To: Scrapps who wrote (1761)6/8/2000 8:00:00 AM
From: BostonView  Read Replies (2) | Respond to of 2882
 
Boom in chip sales has several more years

By: Sam Ames, CNET News.com
6/7/00 5:29:00 PM
Source: News.com

The growth of the worldwide semiconductor market will keep going until the year 2003, or so says an industry trade group.

The midyear forecast released today by the Semiconductor Industry Association (SIA) said the world semiconductor market would grow by an annual compound rate of 20 percent through 2003.

The report attributes the growth to the increasing pervasiveness of the Internet and wireless communication products that expand many semiconductor product segments.

The group said growth will explode out of the gate and then gradually slow down. The industry will grow 31 percent in 2000 with revenues of $195 billion and 25 percent in 2001 with $244 billion in sales. SIA expects the trend to slow in 2002 with sales of $279 billion, a 14 percent increase, and
wind down further in 2003 with $312 billion in sales, a 12 percent gain.

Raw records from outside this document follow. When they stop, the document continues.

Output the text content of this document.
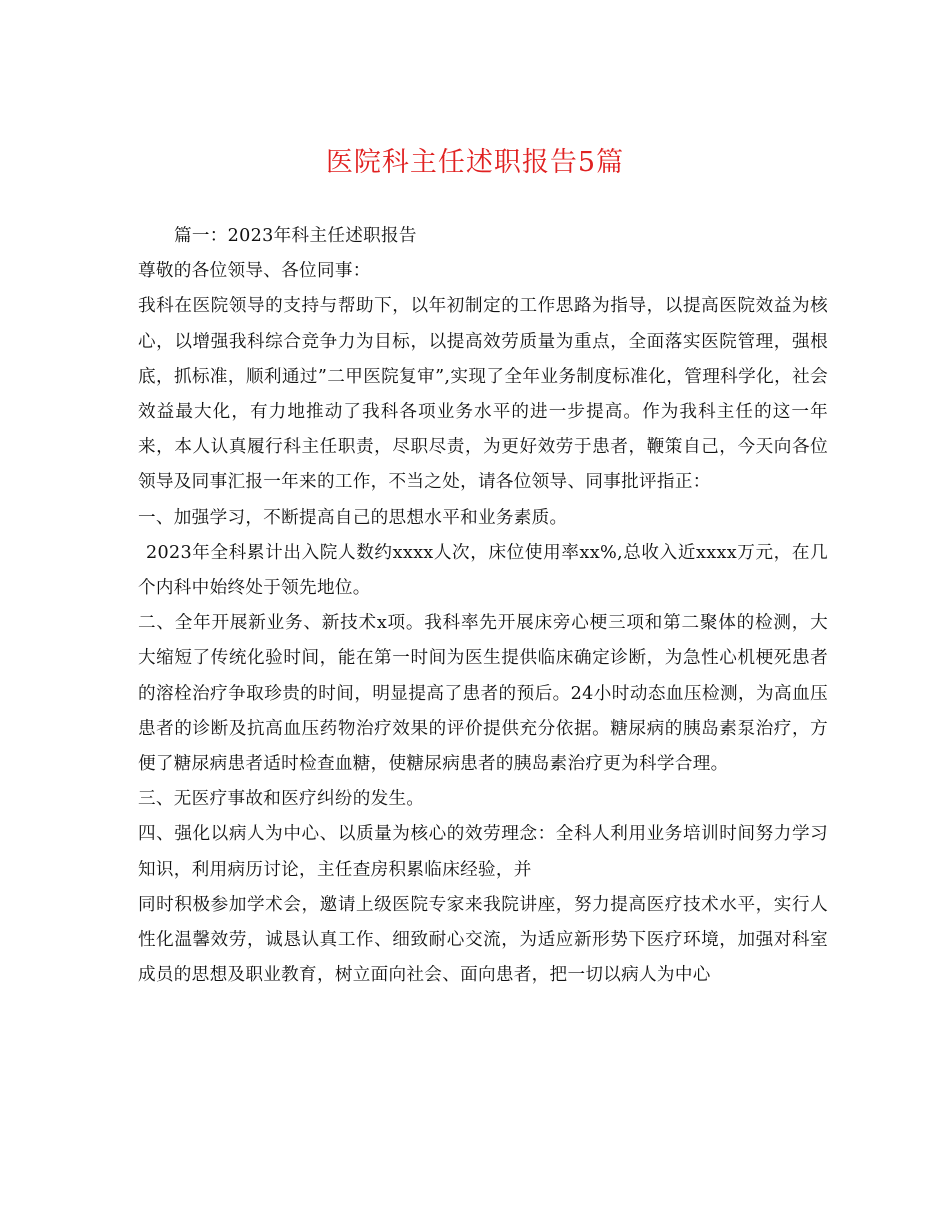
医院科主任述职报告5篇

篇一：2023年科主任述职报告

尊敬的各位领导、各位同事：

我科在医院领导的支持与帮助下，以年初制定的工作思路为指导，以提高医院效益为核心，以增强我科综合竞争力为目标，以提高效劳质量为重点，全面落实医院管理，强根底，抓标准，顺利通过”二甲医院复审”,实现了全年业务制度标准化，管理科学化，社会效益最大化，有力地推动了我科各项业务水平的进一步提高。作为我科主任的这一年来，本人认真履行科主任职责，尽职尽责，为更好效劳于患者，鞭策自己，今天向各位领导及同事汇报一年来的工作，不当之处，请各位领导、同事批评指正：

一、加强学习，不断提高自己的思想水平和业务素质。

2023年全科累计出入院人数约xxxx人次，床位使用率xx%,总收入近xxxx万元，在几个内科中始终处于领先地位。

二、全年开展新业务、新技术x项。我科率先开展床旁心梗三项和第二聚体的检测，大大缩短了传统化验时间，能在第一时间为医生提供临床确定诊断，为急性心机梗死患者的溶栓治疗争取珍贵的时间，明显提高了患者的预后。24小时动态血压检测，为高血压患者的诊断及抗高血压药物治疗效果的评价提供充分依据。糖尿病的胰岛素泵治疗，方便了糖尿病患者适时检查血糖，使糖尿病患者的胰岛素治疗更为科学合理。

三、无医疗事故和医疗纠纷的发生。

四、强化以病人为中心、以质量为核心的效劳理念：全科人利用业务培训时间努力学习知识，利用病历讨论，主任查房积累临床经验，并

同时积极参加学术会，邀请上级医院专家来我院讲座，努力提高医疗技术水平，实行人性化温馨效劳，诚恳认真工作、细致耐心交流，为适应新形势下医疗环境，加强对科室成员的思想及职业教育，树立面向社会、面向患者，把一切以病人为中心
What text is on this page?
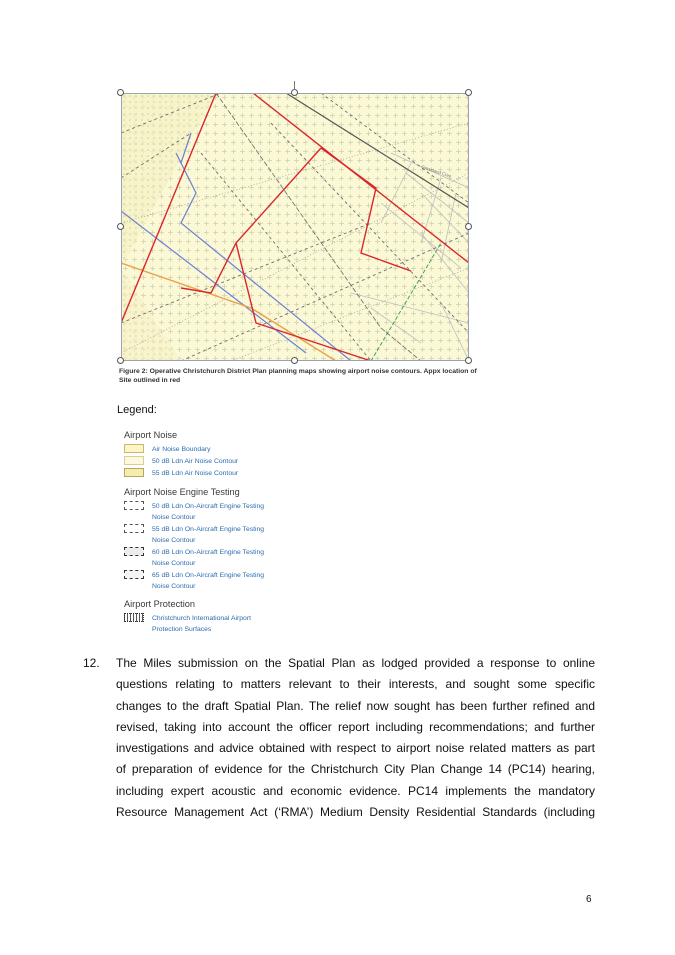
Grassland Cres
Figure 2: Operative Christchurch District Plan planning maps showing airport noise contours. Appx location of Site outlined in red
Legend:
Airport Noise
Air Noise Boundary
50 dB Ldn Air Noise Contour
55 dB Ldn Air Noise Contour
Airport Noise Engine Testing
50 dB Ldn On-Aircraft Engine Testing
Noise Contour
55 dB Ldn On-Aircraft Engine Testing
Noise Contour
60 dB Ldn On-Aircraft Engine Testing
Noise Contour
65 dB Ldn On-Aircraft Engine Testing
Noise Contour
Airport Protection
Christchurch International Airport
Protection Surfaces
12. The Miles submission on the Spatial Plan as lodged provided a response to online
questions relating to matters relevant to their interests, and sought some specific
changes to the draft Spatial Plan. The relief now sought has been further refined and
revised, taking into account the officer report including recommendations; and further
investigations and advice obtained with respect to airport noise related matters as part
of preparation of evidence for the Christchurch City Plan Change 14 (PC14) hearing,
including expert acoustic and economic evidence. PC14 implements the mandatory
Resource Management Act (‘RMA’) Medium Density Residential Standards (including
6
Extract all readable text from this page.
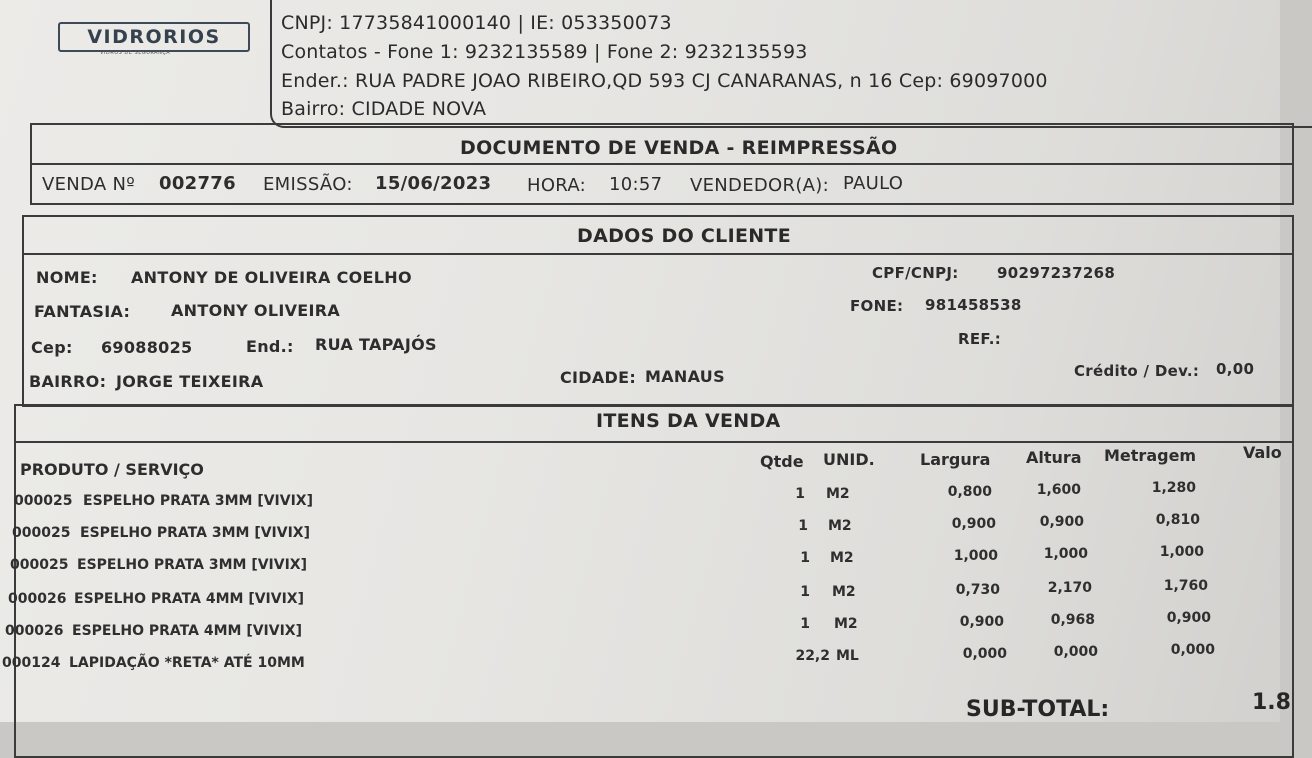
VIDRORIOS
VIDROS DE SEGURANÇA
CNPJ: 17735841000140 | IE: 053350073
Contatos - Fone 1: 9232135589 | Fone 2: 9232135593
Ender.: RUA PADRE JOAO RIBEIRO,QD 593 CJ CANARANAS, n 16 Cep: 69097000
Bairro: CIDADE NOVA
DOCUMENTO DE VENDA - REIMPRESSÃO
VENDA Nº 002776 EMISSÃO: 15/06/2023 HORA: 10:57 VENDEDOR(A): PAULO
DADOS DO CLIENTE
NOME: ANTONY DE OLIVEIRA COELHO
FANTASIA:	ANTONY OLIVEIRA
Cep: 69088025	End.: RUA TAPAJÓS
BAIRRO: JORGE TEIXEIRA	CIDADE: MANAUS
CPF/CNPJ:	90297237268
FONE: 981458538
REF.:
Crédito / Dev.: 0,00
ITENS DA VENDA
PRODUTO / SERVIÇO	Qtde UNID.	Largura Altura Metragem	Valo
000025 ESPELHO PRATA 3MM [VIVIX]	1 M2	0,800	1,600	1,280
000025 ESPELHO PRATA 3MM [VIVIX]	1 M2	0,900	0,900	0,810
000025 ESPELHO PRATA 3MM [VIVIX]	1 M2	1,000	1,000	1,000
000026 ESPELHO PRATA 4MM [VIVIX]	1 M2	0,730	2,170	1,760
000026 ESPELHO PRATA 4MM [VIVIX]	1 M2	0,900	0,968	0,900
000124 LAPIDAÇÃO *RETA* ATÉ 10MM	22,2 ML	0,000	0,000	0,000
SUB-TOTAL:	1.8
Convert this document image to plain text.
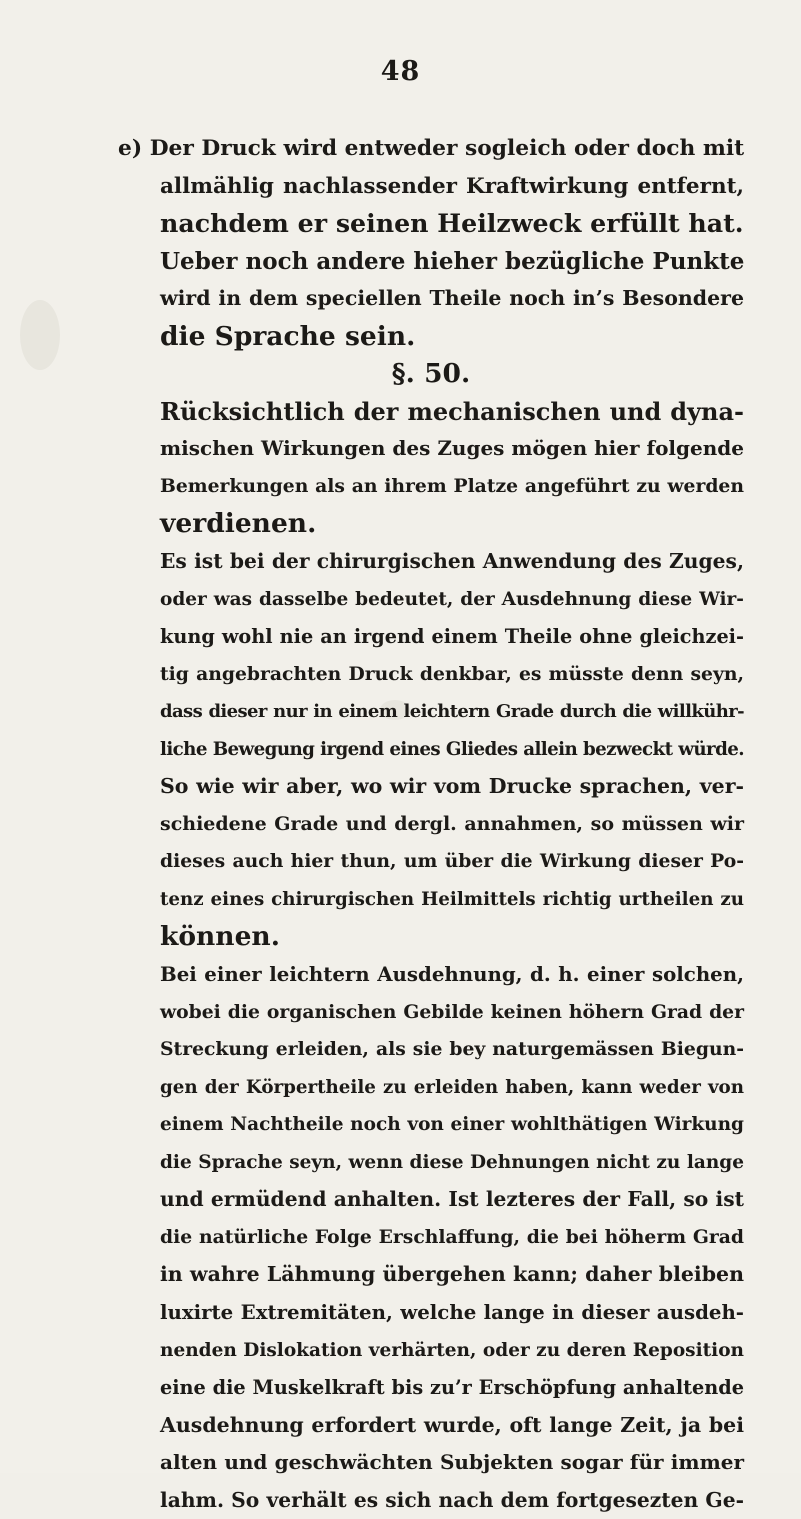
48
e) Der Druck wird entweder sogleich oder doch mit
allmählig nachlassender Kraftwirkung entfernt,
nachdem er seinen Heilzweck erfüllt hat.
Ueber noch andere hieher bezügliche Punkte
wird in dem speciellen Theile noch in’s Besondere
die Sprache sein.
§. 50.
Rücksichtlich der mechanischen und dyna-
mischen Wirkungen des Zuges mögen hier folgende
Bemerkungen als an ihrem Platze angeführt zu werden
verdienen.
Es ist bei der chirurgischen Anwendung des Zuges,
oder was dasselbe bedeutet, der Ausdehnung diese Wir-
kung wohl nie an irgend einem Theile ohne gleichzei-
tig angebrachten Druck denkbar, es müsste denn seyn,
dass dieser nur in einem leichtern Grade durch die willkühr-
liche Bewegung irgend eines Gliedes allein bezweckt würde.
So wie wir aber, wo wir vom Drucke sprachen, ver-
schiedene Grade und dergl. annahmen, so müssen wir
dieses auch hier thun, um über die Wirkung dieser Po-
tenz eines chirurgischen Heilmittels richtig urtheilen zu
können.
Bei einer leichtern Ausdehnung, d. h. einer solchen,
wobei die organischen Gebilde keinen höhern Grad der
Streckung erleiden, als sie bey naturgemässen Biegun-
gen der Körpertheile zu erleiden haben, kann weder von
einem Nachtheile noch von einer wohlthätigen Wirkung
die Sprache seyn, wenn diese Dehnungen nicht zu lange
und ermüdend anhalten. Ist lezteres der Fall, so ist
die natürliche Folge Erschlaffung, die bei höherm Grad
in wahre Lähmung übergehen kann; daher bleiben
luxirte Extremitäten, welche lange in dieser ausdeh-
nenden Dislokation verhärten, oder zu deren Reposition
eine die Muskelkraft bis zu’r Erschöpfung anhaltende
Ausdehnung erfordert wurde, oft lange Zeit, ja bei
alten und geschwächten Subjekten sogar für immer
lahm. So verhält es sich nach dem fortgesezten Ge-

Some analysts believe that those estimates are low. David Wu, a semiconductor analyst at ABN Amro, believes the industry could grow by 40 percent this year. "Demand is booming," he says.

The America's market will remain the world's largest in the next four years, with the Asia Pacific market--not including Japan--following close behind and the European market taking third.

Leading the charge will be strong sales in PCs, wireless phones, wireless devices, set-top boxes and other consumer products.[ed. note - all of ADI's primary growth drivers].

PC demand will bump microprocessor sales from $32 billion in 2000 to $42 billion by the end of 2003. The same holds true for DRAM chips. SIA predicts the market will grow to $50 billion in 2003 from $29 billion in 2000, showing some volatility along the way. For example, the DRAM market will expand by 44 percent in 2001 but only 5 percent in 2002.

But some analysts do not put much weight into forecasts that reach father ahead and try to predict volatility. "Anyone who can see that far ahead would not be working for a living," said Wu.